LASIK eye surgery is the common acronym for Laser Assisted In Situ Keratomileusis. It refers to the laser eye surgery which is commonly performed by ophthalmologists to correct near-sightedness, far-sightedness and astigmatism. Patients choose LASIK to avoid the need for contact lenses or glasses. Lasik is the most commonly practiced form of laser eye surgery as it has a quick healing and recovery time and is generally less painful than other types of corrective eye surgery. Generally the ophthalmologist will choose which type of surgery will be the best for you, depending upon his initial test findings. Lasik involves the surgeon cutting and lifting a thin flap of corneal tissue. The tissue beneath is re-shaped using a laser, and the flap is replaced back over the cornea and left to heal. The procedure is done while the patient is awake and anesthetic eye drops are used to make the procedure painless. After surgery, dark eye shields are worn to minimize brightness for several days, and goggles are worn at night to prevent the eye being rubbed, thereby dislodging the flap. Eyedrops are used several times a day to reduce inflammation and the risk of infection. After surgery, the eyesight will gradually improve over the following weeks, reaching its optimum after 1-3 months. Majority of patients report 20/20 vision at their 2nd day surgery follow up.

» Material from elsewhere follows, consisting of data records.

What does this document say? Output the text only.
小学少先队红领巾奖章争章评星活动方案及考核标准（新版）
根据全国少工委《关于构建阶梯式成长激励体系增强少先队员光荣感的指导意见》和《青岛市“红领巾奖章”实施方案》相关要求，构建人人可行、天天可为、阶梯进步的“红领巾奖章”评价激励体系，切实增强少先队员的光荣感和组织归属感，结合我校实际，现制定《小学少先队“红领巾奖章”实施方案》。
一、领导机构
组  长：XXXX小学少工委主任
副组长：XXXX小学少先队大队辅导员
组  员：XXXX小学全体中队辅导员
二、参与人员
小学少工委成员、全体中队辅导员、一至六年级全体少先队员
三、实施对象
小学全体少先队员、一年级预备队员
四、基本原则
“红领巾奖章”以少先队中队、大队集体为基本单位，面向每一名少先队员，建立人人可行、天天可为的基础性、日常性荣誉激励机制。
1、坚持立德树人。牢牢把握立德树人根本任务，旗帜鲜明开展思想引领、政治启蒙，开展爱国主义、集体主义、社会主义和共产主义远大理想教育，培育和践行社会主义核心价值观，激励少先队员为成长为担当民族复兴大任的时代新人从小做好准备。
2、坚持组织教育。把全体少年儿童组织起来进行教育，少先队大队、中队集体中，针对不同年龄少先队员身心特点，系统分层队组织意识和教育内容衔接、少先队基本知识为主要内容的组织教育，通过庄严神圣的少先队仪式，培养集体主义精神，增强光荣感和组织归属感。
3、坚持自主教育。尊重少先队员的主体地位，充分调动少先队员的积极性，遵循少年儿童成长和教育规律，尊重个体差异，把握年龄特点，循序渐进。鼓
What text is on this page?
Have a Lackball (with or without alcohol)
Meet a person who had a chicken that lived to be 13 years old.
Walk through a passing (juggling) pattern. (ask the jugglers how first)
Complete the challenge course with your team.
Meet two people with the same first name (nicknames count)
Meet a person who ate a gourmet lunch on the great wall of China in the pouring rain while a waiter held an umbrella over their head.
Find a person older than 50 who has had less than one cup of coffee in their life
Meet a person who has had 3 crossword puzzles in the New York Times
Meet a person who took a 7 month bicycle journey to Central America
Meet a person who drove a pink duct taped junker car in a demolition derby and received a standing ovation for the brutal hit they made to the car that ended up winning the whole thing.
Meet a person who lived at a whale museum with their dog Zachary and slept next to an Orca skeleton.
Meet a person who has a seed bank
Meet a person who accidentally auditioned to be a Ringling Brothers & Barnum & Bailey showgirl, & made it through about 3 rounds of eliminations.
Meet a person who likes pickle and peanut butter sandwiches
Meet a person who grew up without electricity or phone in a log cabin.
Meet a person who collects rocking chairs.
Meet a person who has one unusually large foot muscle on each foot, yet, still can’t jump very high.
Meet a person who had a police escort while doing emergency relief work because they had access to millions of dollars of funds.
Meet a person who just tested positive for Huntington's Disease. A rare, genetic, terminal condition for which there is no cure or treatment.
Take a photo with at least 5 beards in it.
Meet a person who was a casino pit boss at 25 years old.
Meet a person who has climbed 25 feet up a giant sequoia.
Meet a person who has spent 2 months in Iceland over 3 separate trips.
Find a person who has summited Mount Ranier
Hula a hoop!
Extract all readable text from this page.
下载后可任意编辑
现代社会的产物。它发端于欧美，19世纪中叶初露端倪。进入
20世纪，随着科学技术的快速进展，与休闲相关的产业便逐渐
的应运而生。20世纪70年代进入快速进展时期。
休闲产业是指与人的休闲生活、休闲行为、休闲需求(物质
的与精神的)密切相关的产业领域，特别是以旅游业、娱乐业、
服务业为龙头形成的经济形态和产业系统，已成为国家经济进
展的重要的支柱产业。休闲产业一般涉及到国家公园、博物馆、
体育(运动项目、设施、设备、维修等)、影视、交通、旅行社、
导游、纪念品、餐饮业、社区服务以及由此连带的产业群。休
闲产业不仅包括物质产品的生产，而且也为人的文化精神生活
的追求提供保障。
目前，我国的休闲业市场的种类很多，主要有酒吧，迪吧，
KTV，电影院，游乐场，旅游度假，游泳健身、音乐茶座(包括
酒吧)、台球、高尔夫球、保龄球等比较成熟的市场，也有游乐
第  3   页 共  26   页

Other Types of Laser Eye Surgery
PRK stands for Photorefractive keratectomy. This process is similar to the Lasik procedure, but the laser is used to permanently change the shape of the anterior cornea. The outer layer of the cornea is removed before the reshaping takes place, instead of the flap being lifted and replaced. The outer layer of the cornea will repair itself, but this is a longer healing process than a flap being healed back into place. PRK avoids the possible dislocation of corneal flaps which may occur with Lasik surgery. However it is a more painful procedure and recovery is generally slower.
Reasons against having Laser Eye Surgery
The downside to having laser eye surgery is the cost. The surgery costs several thousand dollars. Laser eye surgery is not permanent. As we age, our eyesight continues to change and even the most successful surgery may need to be redone later in time if the eyesight changes and deteriorates at a normal rate due to aging changes. There are no guarantees that you will not have to wear glasses after LASIK surgery. Especially if you are age 40 and up, you may need reading glasses for near work. Although the procedure is considered safe and effective, there can be some temporary side effects. After surgery, patients' sight is blurry and there may be discomfort. Eyes can feel gritty and this is eased using eye drops. Some patients experience hazy caused by eye secretions but this does resolve itself after a few days to weeks. Night halos are also common after surgery making night driving difficult. But most halos are reduced significantly after the swelling goes away. Rare complications such as a wrinkle in the corneal flap or a raised central island may require further surgery but these side effects are very rare indeed.
If your eye specialist approves you for laser eye surgery, and the cost is not a problem, you may be happy to move ahead and have laser eye surgery. In the worst case scenario, you may have to wear glasses after the surgery for close work, either immediately or a few years down the road. However thousands of people have laser eye surgery every year without any problems and are thrilled with the results.